“Most Americans clearly recognize the potential benefits that improved health IT can offer, and they want this transformation of the health care system to continue,” the Pew Charitable Trusts research concludes in Most Americans Want to Share and Access More Digital Health Data.
The Pew team surveyed 1,213 adults ages 18 and over in June and July 2020, interviewing in English and Spanish.
As digital health industry stakeholders will be convening at the 2021 annual HIMSS conference in Las Vegas and digitally, this report is well-timed to give us a level-set on just “where” U.S. health citizens are with respect to their medical information.
The first chart tells us that most patients want access to various cuts of their medical information: 9 in 10 people seek lab test results, their medical history, a list of prescription drugs and medicines, vital signs, immunization history, treatment plans, and radiology images and reports.
Eight in ten health consumers would access their physician and clinical notes (an area addressed in the past several years by the ground-breaking OpenNotes project), insurance billing and claims, allergies, advance directives, and family medical history.
And most patients would also want access to information on their mental, behavioral, and substance use history.
A newer category of personal health information, social determinants of health, garners well over one-half of Americans’ interest in access that data.
The second chart suggests that living through the COVID-19 pandemic, more Americans grew to appreciate the value of personal health information — not just for immunization data which has been a direct and present data point, but also for other aspects of health histories and social determinants that bolster or diminish peoples’ ability to deal with the virus, chronic conditions, and mental health issues.
Nearly one-half of consumers said the pandemic compelled them to support provider sharing of data, 4 in 10 people embraced downloading data to apps, and one-third supported government standards to improve patient matching.
Across these three issues, four in 10 patients said the pandemic did not make a difference in their support for provider data sharing, downloading data to apps, and standards for patient matching.
While more Americans appear to support data sharing between their physicians, and greater access to data for their own use, it’s concerning that only 36% of patients told the Pew that their providers’ EHRs let them access their own records electronically through an app or online patient portal. As with other aspects of U.S. health care, there are health disparities when it comes to patients’ ability to access digital health data: 64% of White consumers said they had access to at least some of their EHR data, compared with 58% of African-Americans and 47% of Hispanic people. Income, too, made a difference in patients’ ability to access EHRs: folks with income below $40,000, as well as people with a high school education or less, were less likely able to access their personal health data electronically.

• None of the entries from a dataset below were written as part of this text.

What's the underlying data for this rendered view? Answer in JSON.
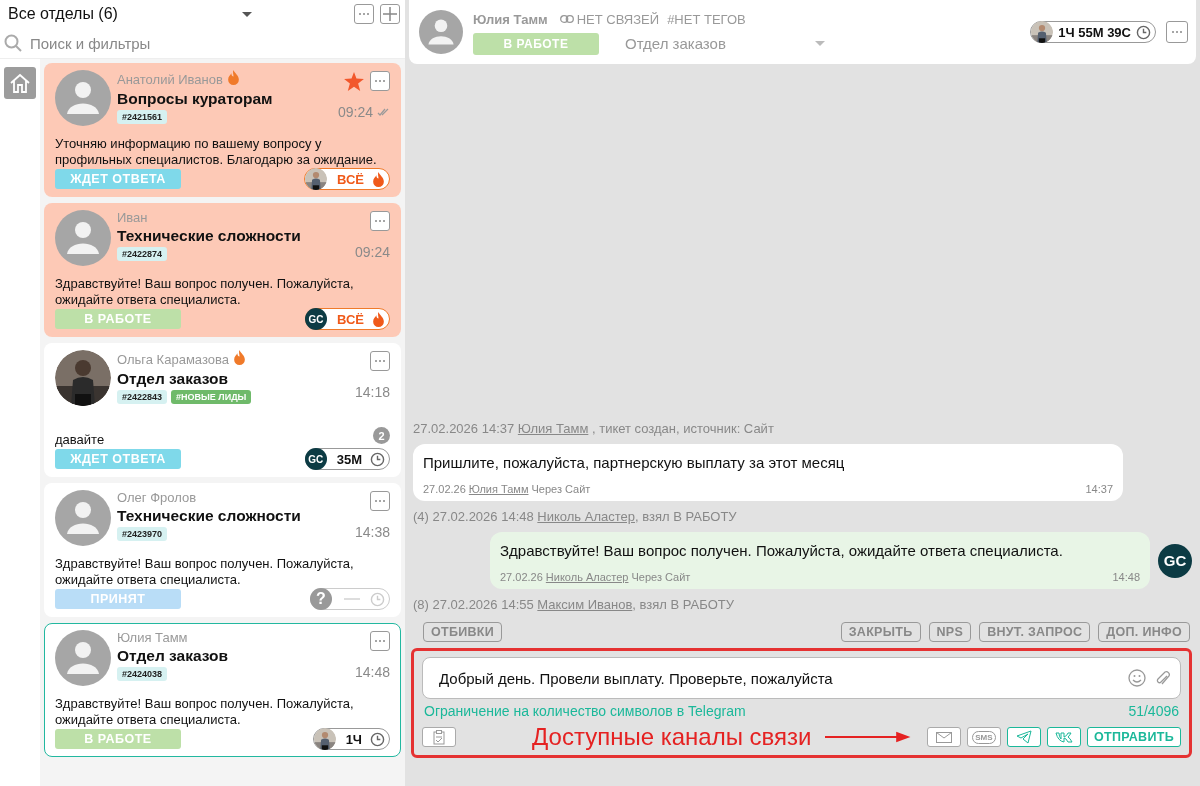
{
  "left_panel": {
    "department": "Все отделы (6)",
    "search": {
      "placeholder": "Поиск и фильтры"
    }
  },
  "tickets": [
    {
      "name": "Анатолий Иванов",
      "hot": true,
      "title": "Вопросы кураторам",
      "tags": [
        {
          "text": "#2421561",
          "color": "#d6f1f1"
        }
      ],
      "time": "09:24",
      "read": true,
      "starred": true,
      "urgent": true,
      "selected": false,
      "photo": false,
      "message": "Уточняю информацию по вашему вопросу у профильных специалистов. Благодарю за ожидание.",
      "status": {
        "text": "ЖДЕТ ОТВЕТА",
        "color": "#7fd9ea"
      },
      "timer": {
        "text": "ВСЁ",
        "kind": "fire"
      }
    },
    {
      "name": "Иван",
      "hot": false,
      "title": "Технические сложности",
      "tags": [
        {
          "text": "#2422874",
          "color": "#d6f1f1"
        }
      ],
      "time": "09:24",
      "read": false,
      "starred": false,
      "urgent": true,
      "selected": false,
      "photo": false,
      "message": "Здравствуйте! Ваш вопрос получен. Пожалуйста, ожидайте ответа специалиста.",
      "status": {
        "text": "В РАБОТЕ",
        "color": "#bde0a8"
      },
      "timer": {
        "agent": {
          "kind": "logo",
          "text": "GC"
        },
        "text": "ВСЁ",
        "kind": "fire"
      }
    },
    {
      "name": "Ольга Карамазова",
      "hot": true,
      "title": "Отдел заказов",
      "tags": [
        {
          "text": "#2422843",
          "color": "#d6f1f1"
        },
        {
          "text": "#НОВЫЕ ЛИДЫ",
          "color": "#6fba6a"
        }
      ],
      "time": "14:18",
      "read": false,
      "starred": false,
      "urgent": false,
      "selected": false,
      "photo": true,
      "message": "давайте",
      "unread": "2",
      "status": {
        "text": "ЖДЕТ ОТВЕТА",
        "color": "#7fd9ea"
      },
      "timer": {
        "agent": {
          "kind": "logo",
          "text": "GC"
        },
        "text": "35М",
        "kind": "clock"
      }
    },
    {
      "name": "Олег Фролов",
      "hot": false,
      "title": "Технические сложности",
      "tags": [
        {
          "text": "#2423970",
          "color": "#d6f1f1"
        }
      ],
      "time": "14:38",
      "read": false,
      "starred": false,
      "urgent": false,
      "selected": false,
      "photo": false,
      "message": "Здравствуйте! Ваш вопрос получен. Пожалуйста, ожидайте ответа специалиста.",
      "status": {
        "text": "ПРИНЯТ",
        "color": "#b9ddf7"
      },
      "timer": {
        "agent": {
          "kind": "unknown",
          "text": "?"
        },
        "kind": "empty"
      }
    },
    {
      "name": "Юлия Тамм",
      "hot": false,
      "title": "Отдел заказов",
      "tags": [
        {
          "text": "#2424038",
          "color": "#d6f1f1"
        }
      ],
      "time": "14:48",
      "read": false,
      "starred": false,
      "urgent": false,
      "selected": true,
      "photo": false,
      "message": "Здравствуйте! Ваш вопрос получен. Пожалуйста, ожидайте ответа специалиста.",
      "status": {
        "text": "В РАБОТЕ",
        "color": "#bde0a8"
      },
      "timer": {
        "text": "1Ч",
        "kind": "clock"
      }
    }
  ],
  "chat_header": {
    "name": "Юлия Тамм",
    "links": "НЕТ СВЯЗЕЙ",
    "tags": "#НЕТ ТЕГОВ",
    "status": {
      "text": "В РАБОТЕ",
      "color": "#bde0a8"
    },
    "department": "Отдел заказов",
    "timer": "1Ч 55М 39С"
  },
  "chat": [
    {
      "kind": "event",
      "before": "27.02.2026 14:37 ",
      "link": "Юлия Тамм",
      "after": " , тикет создан, источник: Сайт"
    },
    {
      "kind": "incoming",
      "text": "Пришлите, пожалуйста, партнерскую выплату за этот месяц",
      "date": "27.02.26",
      "author": "Юлия Тамм",
      "via": "Через Сайт",
      "time": "14:37"
    },
    {
      "kind": "event",
      "before": "(4) 27.02.2026 14:48 ",
      "link": "Николь Аластер",
      "after": ", взял В РАБОТУ"
    },
    {
      "kind": "outgoing",
      "text": "Здравствуйте! Ваш вопрос получен. Пожалуйста, ожидайте ответа специалиста.",
      "date": "27.02.26",
      "author": "Николь Аластер",
      "via": "Через Сайт",
      "time": "14:48",
      "avatar_text": "GC"
    },
    {
      "kind": "event",
      "before": "(8) 27.02.2026 14:55 ",
      "link": "Максим Иванов",
      "after": ", взял В РАБОТУ"
    }
  ],
  "actions_left": [
    "ОТБИВКИ"
  ],
  "actions_right": [
    "ЗАКРЫТЬ",
    "NPS",
    "ВНУТ. ЗАПРОС",
    "ДОП. ИНФО"
  ],
  "composer": {
    "value": "Добрый день. Провели выплату. Проверьте, пожалуйста",
    "limit_note": "Ограничение на количество символов в Telegram",
    "counter": "51/4096",
    "annotation": "Доступные каналы связи",
    "channels": [
      {
        "kind": "email",
        "enabled": false
      },
      {
        "kind": "sms",
        "label": "SMS",
        "enabled": false
      },
      {
        "kind": "telegram",
        "enabled": true
      },
      {
        "kind": "vk",
        "enabled": true
      }
    ],
    "send": "ОТПРАВИТЬ"
  }
}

Health Populi’s Hot Points: This report gives us the current snapshot of U.S. health citizens’ view on their personal health information, which I will keep in mind as I participate (virtually/digitally/telephonically) in next week’s #HIMSS21 annual conference. While I will miss meeting with technology developers and colleagues in person, I have meetings set-up via phone, Zoom, and Teams to brainstorm updates and trends with my key trusted touchpoints in health IT. I will be sharing my trend-weaves and learnings with you throughout the week, and will be baking those insights into my client work and ongoing writing and talks.
The third chart bolsters a fact we know-we-know about patients’ faith in health care providers as trusted data stewards: that is that apps recommended by doctors and hospitals more likely make patients feel more comfortable about using them than digital tools not vetted by a trusted source.
One pillar of that trust is privacy. When survey respondents were explained that federal privacy laws (namely, HIPAA) do not cover much of the data that flows into apps (such as that from wearable tech like smartwatches, connected fitness equipment, or nutrition tracking sites), two-thirds of Americans were concerned about their potential health privacy “leakages.”
The Pew asserts that this survey, “can inform federal policies to expand use of electronic health records, protect patient privacy.”
This study can (should) also inform tech developers’ and health care providers’ approaches to collaborating with patients and caregivers with respect to their personal health information and the digital tools the industry stakeholders want to put into health consumers’ hands.
Patients in the U.S. have transformed into health consumers since the advent of high-deductible health insurance embedded in so-called “consumer-directed plans.” Growing out-of-pocket payments for copays and coinsurance for services and prescription drugs have also reshaped patients into consumers, increasingly facing a retail health environment that inspires many people to shop around for care and products when they are shoppable.
The pandemic has further evolved health consumers toward health citizenship — learning that without health care access, mitigated risks of social determinants of health, and trust in institutions, Life in the Coronavirus Era was very difficult. The last graphic comes out of my book, Health Citizenship: How a Virus Opened Hearts and Minds, calling out the four pillars of health citizenship: healthcare as a civil right, digital citizenship, trust, and a new social contract of love and respect for one another.
To build healthcare back better in the U.S., let’s ensure health data access and equity by design as we collaborate to emerge stronger, healthier, and a more loving community in the wake of the public health crisis.